Hinter Bewusstlosigkeit können viele Erkrankungen stecken – welche Anzeichen hat ein Herzinfarkt?

Mann liegt Bewusstlos am Boden
Rainer Fuhrmann - stock.adobe.com

Kurze Phasen der Bewusstlosigkeit (Synkopen) führen nicht nur zu gefährliche Stürzen. Sie können auf gefährliche Herz-Kreislauf-Erkrankungen hindeuten. Eine ärztliche Abklärung ist notwendig. Doch wie sollte man im Notfall reagieren? 

Plötzliche Ohnmacht: Richtig handeln

Die Herzstiftung hat einige Tipps zusammengestellt:

1

Sturz vermeiden

Versuchen Sie, einen Sturz nach Möglichkeit zu vermeiden.

2

Stabile Seitenlage

Legen Sie die Patientin bzw. den Patienten bei vorhandener Atmung auf den Rücken (bei andauernder Bewusstlosigkeit) in die stabile Seitenlage .

3

Notarzt rufen

Verständigen Sie den Rettungsdienst (bundesweit Telefon 112).

4

Herzdruckmassage

Überprüfen Sie die Atmung und führen Sie beim Herzstillstand eine Herzdruckmassage durch.
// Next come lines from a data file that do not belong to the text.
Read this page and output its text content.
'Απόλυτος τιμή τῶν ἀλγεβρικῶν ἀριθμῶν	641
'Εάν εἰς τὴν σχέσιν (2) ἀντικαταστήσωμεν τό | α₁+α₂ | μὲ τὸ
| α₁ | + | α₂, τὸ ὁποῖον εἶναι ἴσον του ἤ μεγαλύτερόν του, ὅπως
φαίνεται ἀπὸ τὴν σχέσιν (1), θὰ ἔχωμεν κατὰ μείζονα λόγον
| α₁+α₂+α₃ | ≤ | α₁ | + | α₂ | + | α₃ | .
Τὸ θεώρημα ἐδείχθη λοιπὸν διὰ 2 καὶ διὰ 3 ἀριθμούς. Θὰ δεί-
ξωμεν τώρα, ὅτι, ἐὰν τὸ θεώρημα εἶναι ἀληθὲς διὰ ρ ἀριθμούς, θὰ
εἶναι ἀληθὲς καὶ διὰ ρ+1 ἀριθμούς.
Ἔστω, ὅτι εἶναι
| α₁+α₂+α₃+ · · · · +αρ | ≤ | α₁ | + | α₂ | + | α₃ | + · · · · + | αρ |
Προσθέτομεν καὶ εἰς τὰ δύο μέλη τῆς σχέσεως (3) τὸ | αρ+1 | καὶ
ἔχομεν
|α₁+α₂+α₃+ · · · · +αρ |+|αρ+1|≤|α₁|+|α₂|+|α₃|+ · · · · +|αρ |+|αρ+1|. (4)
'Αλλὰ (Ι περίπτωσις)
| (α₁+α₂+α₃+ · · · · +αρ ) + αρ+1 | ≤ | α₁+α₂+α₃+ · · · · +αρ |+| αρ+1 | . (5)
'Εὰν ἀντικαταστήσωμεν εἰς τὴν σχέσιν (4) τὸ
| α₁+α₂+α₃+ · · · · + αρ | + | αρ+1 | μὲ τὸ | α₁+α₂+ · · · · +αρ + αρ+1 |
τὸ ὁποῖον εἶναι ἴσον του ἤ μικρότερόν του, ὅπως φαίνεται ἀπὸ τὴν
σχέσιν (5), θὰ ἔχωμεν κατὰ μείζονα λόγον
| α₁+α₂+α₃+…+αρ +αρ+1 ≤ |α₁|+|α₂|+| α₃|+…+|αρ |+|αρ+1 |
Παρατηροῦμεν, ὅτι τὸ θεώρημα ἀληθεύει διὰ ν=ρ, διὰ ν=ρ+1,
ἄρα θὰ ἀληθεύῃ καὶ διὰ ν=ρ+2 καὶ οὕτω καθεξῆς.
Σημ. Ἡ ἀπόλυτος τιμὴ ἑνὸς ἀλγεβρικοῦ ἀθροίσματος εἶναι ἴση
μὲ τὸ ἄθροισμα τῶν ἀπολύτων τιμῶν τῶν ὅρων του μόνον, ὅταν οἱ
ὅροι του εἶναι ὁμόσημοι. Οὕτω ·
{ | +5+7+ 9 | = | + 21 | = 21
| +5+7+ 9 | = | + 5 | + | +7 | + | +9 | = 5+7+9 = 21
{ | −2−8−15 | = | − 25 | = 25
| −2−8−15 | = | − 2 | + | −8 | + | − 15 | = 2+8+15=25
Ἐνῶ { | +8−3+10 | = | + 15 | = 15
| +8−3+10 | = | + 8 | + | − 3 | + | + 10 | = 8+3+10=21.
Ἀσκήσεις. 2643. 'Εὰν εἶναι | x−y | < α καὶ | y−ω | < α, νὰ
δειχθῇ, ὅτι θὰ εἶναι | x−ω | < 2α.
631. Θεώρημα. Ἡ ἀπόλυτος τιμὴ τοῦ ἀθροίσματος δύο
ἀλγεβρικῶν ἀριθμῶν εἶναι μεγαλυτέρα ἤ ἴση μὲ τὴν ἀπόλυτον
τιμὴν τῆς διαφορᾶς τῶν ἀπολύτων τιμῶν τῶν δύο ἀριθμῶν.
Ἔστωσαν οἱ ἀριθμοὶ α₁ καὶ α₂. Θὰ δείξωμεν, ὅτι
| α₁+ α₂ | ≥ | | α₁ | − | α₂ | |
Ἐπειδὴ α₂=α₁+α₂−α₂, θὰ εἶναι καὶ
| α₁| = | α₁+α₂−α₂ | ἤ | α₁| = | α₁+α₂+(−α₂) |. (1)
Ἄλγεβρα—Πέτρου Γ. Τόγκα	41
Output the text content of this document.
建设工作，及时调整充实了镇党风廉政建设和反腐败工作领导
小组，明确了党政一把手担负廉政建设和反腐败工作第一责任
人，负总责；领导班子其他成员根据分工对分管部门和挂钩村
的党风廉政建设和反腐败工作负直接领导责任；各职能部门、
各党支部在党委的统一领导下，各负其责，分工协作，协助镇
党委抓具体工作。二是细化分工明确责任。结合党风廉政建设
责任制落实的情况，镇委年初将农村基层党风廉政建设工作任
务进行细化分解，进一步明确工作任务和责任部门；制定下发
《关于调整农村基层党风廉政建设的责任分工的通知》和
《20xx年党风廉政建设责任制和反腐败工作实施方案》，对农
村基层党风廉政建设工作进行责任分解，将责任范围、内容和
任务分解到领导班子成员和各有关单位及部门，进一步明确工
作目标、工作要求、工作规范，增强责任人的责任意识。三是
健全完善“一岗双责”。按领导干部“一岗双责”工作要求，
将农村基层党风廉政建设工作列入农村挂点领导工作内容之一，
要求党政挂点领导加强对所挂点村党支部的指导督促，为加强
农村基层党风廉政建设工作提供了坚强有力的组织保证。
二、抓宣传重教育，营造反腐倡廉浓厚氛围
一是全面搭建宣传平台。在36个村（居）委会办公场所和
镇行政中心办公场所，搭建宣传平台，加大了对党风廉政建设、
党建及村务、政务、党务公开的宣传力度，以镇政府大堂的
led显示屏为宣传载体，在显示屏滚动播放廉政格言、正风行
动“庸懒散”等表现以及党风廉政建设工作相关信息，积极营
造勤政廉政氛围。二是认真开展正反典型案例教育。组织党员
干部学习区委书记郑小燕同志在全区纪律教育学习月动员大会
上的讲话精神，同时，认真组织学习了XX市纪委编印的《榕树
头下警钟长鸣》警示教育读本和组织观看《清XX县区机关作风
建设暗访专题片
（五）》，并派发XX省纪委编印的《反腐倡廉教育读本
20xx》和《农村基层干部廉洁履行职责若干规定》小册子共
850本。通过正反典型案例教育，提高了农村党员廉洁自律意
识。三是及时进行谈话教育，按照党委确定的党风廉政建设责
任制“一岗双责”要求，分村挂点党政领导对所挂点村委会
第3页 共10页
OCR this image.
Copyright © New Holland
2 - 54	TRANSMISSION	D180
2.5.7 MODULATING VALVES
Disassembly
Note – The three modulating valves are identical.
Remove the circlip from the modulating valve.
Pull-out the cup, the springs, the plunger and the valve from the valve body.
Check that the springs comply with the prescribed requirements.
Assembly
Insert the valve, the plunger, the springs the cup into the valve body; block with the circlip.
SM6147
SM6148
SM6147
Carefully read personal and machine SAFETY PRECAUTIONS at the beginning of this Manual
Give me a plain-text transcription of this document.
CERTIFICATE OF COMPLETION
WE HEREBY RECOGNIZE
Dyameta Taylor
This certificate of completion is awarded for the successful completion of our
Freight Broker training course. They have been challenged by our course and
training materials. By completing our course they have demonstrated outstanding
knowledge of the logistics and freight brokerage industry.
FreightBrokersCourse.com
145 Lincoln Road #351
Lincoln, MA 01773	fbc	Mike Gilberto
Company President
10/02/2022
Wie kommt es zur plötzlichen Ohnmacht? 

Viele Menschen fragen sich, was bei ihnen zur Synkope geführt hat. Die Antwort ist nicht einfach, denn es gibt mehrere Erklärungen: Besonders häufig führen Entgleisungen des Kreislaufs zur plötzlichen Ohnmacht. Angst, Schmerzen oder Stress können zu einer Überreaktion des Nervensystems (einer vasovagalen Synkope) führen. Es kommt zum plötzlichen Blutdruck- und/oder Pulsabfall. Auch beim plötzlichen Aufstehen aus dem Liegen kann das passieren (eine orthostatische Synkope). Hier sind Personen mit sehr niedrigem Blutdruck eher betroffen. Zu wenig Flüssigkeit spielt womöglich auch eine Rolle. Und nach starkem Pressen beim Stuhlgang oder beim Urinieren kann es ebenfalls zur Synkope kommen.

Ohnmachtsanfälle können auch auf Herzerkrankungen hindeuten. Die koronare Herzkrankheit, Herzklappenfehler, Herzrhythmusstörungen oder eine Herzschwäche (Herzinsuffizienz) stecken möglicherweise hinter den Beschwerden. Versorgt unser Herz das Gehirn nicht mehr ausreichend mit sauerstoffreichem Blut, kommt es zur Synkope. So kommt es bei einem Herzstillstand von mehr als 15 Sekunden zur Bewusstlosigkeit.In selteneren Fällen lösen Probleme bei der Atmung Ohnmachtsanfälle aus. Beim Hyperventilieren atmen Patientinnen und Patienten zu schnell, und es gelangt viel Kohlendioxid ins Blut. Der Säuregrad (pH-Wert) verschiebt sich, und Menschen verlieren das Bewusstsein. Nicht zuletzt stecken Nebenwirkungen von Medikamenten hinter den Beschwerden. 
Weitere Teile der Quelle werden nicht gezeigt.